今も変わらないけど10代20代の私は自分に自信がなかった。周りの友達は自分を持っていてキラキラしていて眩しかった。自分が何なのかわからなくてずっと自分を探していた。今の自分が駄目なのは過去に努力を惜しんだからで、人の忠告を聞かなかったからで、何かに優しくしなかったからかもしれないと後悔をして、布団を頭からかぶって思考を巡らせていた。
***百万円と苦虫女***
ある日バイト生活をしていた鈴子が、前科をつくってしまう。その事がきっかけで100万円を貯める毎に場所を転々と旅をするお話。
この映画で鈴子は大事な事を言ってくれる。
自分は自分を探したくない。自分は自分の行動で生きていかないといけない。
その言葉にハッとして我にかえったような気がした。自分探しをして自分を変えないといけないと思っていた私にはとても衝撃的な言葉だった。

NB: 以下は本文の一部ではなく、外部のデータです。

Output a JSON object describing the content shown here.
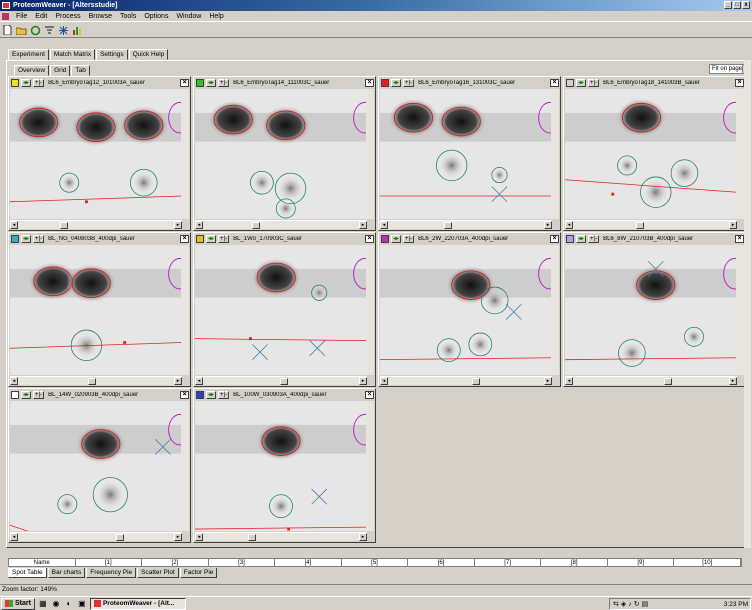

自分は他人になれない。リセットも出来ない。自分の生活を自分の為に丁寧に過ごさないといけない。あわよくばその自分の行動で大切な人を幸せに出来れば尚良いんだけども。
いつだったか忘れたけど、この映画と出会った20代のある日。そんな事を思ったのだ。
弟と鈴子の関係も、恋の結末も全て好きな映画。
そしてなんと言っても、この映画の印象はカーテンと窓。外から吹いてくる夏の風がカーテンを揺らす。窓から外を見て物想いに耽る姿がとても美しい。冬の今、夏の汗が体を纏いつつも心地よく感じる風が懐かしくなる。